Hsa_circ_0049472 contributed to amyloid-beta peptide-induced neurotoxicity, apoptosis and inflammation via regulating PI3K-AKT signaling pathway by interacting with miR-22-3p/ZNF217 axis

Background: Circular RNAs (circRNAs) exhibited important roles in Alzheimer's disease (AD). Here, we focused on the dysregulation of hsa_circ_0049472 (circ_0049472) and potential functions in SK-N-SH cells with amyloid-beta peptide (Aβ) treatment in AD.

Methods: RNA expression was detected by real-time quantitative PCR. Cell viability and proliferation were measured by MTS and Edu assays. Flow cytometry was used for Apoptosis detection, and cell inflammation was assessed using enzyme-linked immunosorbent assay. Target interaction was validated by dual-luciferase reporter assay and RNA immunoprecipitation assay. Protein expression and phosphatidylinositol 3-kinase-protein kinase B (PI3K-AKT) pathway were examined by Immunoblotting.

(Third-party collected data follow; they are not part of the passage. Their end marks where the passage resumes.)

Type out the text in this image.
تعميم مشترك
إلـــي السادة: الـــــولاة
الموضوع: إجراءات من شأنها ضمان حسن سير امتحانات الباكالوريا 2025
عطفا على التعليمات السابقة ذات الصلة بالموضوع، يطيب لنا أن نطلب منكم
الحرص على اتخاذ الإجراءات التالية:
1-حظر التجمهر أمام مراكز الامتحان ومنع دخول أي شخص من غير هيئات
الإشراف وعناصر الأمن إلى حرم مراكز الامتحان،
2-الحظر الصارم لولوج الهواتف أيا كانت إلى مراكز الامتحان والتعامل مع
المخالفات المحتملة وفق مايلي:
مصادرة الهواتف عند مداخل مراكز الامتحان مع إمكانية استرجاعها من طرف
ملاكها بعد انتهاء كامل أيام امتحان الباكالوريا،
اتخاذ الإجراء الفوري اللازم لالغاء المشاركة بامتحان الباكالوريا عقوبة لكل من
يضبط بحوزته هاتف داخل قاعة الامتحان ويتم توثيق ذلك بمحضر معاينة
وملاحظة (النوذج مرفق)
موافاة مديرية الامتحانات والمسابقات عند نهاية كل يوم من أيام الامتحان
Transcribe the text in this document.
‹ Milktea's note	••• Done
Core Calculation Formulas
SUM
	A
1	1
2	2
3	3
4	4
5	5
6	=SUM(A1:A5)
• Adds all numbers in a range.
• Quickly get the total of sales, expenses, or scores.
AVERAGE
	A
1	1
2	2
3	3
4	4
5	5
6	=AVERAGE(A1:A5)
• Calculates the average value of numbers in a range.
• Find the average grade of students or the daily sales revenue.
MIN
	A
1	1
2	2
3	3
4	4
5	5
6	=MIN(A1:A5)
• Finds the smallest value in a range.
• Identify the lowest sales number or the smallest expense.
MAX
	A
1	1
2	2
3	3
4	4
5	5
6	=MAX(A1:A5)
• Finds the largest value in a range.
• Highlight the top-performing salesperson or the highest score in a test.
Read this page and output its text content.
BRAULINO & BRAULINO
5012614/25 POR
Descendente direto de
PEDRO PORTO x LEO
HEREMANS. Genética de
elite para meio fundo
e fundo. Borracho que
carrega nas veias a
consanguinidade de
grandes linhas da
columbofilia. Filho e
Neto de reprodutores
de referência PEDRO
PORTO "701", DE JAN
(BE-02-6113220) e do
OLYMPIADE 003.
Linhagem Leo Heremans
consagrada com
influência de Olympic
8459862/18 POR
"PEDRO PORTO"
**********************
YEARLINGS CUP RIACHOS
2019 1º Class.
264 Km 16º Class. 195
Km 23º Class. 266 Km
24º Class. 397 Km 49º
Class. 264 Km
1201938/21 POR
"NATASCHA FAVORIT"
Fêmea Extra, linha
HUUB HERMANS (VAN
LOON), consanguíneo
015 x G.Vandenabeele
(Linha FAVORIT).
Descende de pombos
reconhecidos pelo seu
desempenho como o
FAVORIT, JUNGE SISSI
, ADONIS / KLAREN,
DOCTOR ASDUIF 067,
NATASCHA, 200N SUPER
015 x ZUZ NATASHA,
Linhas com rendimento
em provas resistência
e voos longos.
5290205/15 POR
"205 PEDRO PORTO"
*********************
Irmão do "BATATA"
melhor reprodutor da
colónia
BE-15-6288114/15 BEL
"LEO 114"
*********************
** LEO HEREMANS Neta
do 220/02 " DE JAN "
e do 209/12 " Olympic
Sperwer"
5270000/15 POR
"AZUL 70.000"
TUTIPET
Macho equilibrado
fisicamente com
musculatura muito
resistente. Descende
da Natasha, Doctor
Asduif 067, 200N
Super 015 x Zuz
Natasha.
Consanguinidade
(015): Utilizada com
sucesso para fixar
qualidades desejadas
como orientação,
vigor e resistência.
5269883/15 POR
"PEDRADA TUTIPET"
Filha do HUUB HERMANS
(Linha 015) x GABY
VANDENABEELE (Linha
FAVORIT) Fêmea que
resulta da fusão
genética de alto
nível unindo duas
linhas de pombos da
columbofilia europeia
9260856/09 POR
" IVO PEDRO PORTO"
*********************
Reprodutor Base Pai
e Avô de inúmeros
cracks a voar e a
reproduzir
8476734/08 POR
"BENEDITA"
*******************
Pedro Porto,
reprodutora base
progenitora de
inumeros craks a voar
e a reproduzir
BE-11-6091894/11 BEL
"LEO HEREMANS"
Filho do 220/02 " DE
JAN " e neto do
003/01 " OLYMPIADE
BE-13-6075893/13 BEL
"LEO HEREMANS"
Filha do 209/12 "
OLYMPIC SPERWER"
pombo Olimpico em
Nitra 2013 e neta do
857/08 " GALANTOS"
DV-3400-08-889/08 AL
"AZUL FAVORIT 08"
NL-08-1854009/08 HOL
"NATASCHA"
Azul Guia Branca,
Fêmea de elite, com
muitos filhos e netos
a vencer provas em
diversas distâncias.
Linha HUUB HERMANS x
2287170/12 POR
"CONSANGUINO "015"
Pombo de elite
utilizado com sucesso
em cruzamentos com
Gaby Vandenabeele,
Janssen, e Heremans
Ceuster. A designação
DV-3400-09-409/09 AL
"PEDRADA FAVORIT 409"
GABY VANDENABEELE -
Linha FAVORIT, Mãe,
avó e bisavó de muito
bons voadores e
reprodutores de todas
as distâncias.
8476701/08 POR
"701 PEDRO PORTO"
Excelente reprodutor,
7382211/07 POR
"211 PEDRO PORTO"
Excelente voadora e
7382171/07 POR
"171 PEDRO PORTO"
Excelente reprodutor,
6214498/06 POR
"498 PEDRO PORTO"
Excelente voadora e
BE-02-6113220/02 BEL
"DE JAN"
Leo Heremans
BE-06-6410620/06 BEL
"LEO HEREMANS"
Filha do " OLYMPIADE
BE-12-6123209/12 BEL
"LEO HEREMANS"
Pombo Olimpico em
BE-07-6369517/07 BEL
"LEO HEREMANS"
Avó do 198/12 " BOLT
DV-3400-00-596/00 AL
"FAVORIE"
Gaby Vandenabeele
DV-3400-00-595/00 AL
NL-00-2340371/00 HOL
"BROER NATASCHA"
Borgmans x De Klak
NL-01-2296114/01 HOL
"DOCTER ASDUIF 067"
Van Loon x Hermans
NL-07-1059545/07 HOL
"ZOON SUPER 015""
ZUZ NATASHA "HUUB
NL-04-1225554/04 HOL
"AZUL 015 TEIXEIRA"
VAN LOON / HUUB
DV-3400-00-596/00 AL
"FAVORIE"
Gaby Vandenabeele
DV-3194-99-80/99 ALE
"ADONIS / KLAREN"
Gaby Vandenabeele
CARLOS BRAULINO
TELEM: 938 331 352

Results: Aβ treatment inhibited cell viability and proliferation of SK-N-SH cells, but enhanced Apoptosis rate, Apoptosis protein levels (Bcl2-associated X protein and cleaved-caspase-3) and inflammatory cytokines (interleukin -6, IL-1β, tumor necrosis factor-α). Then, circ_0049472 expression was shown to be upregulated in response to Aβ stimulation and knockdown of circ_0049472 has ameliorated Aβ-induced cell injury. Circ_0049472 was identified as a Sponge for miR-22-3p, and miR-22-3p inhibition reversed the regulation of circ_0049472 knockdown in Aβ-treated cells. Furthermore, ZNF217 acted as a target of miR-22-3p and circ_0049472 could regulate ZNF217 expression via binding to miR-22-3p. Overexpression of miR-22-3p abated Aβ-induced Apoptosis and inflammation via downregulating ZNF217. Furthermore, Aβ reduced proteins levels of p-PI3K and p-AKT, and this inhibition of PI3K-AKT pathway was restored by the regulation of circ_0049472/miR-22-3p/ZNF217 axis.

Conclusion: Circ_0049472 was involved in Aβ-induced neural injury by regulating miR-22-3p/ZNF217 axis to affect PI3K-AKT pathway. This study has discovered an innovative mechanism for AD.

Aβ; Circ_0049472; MiR-22–3p; ZNF217.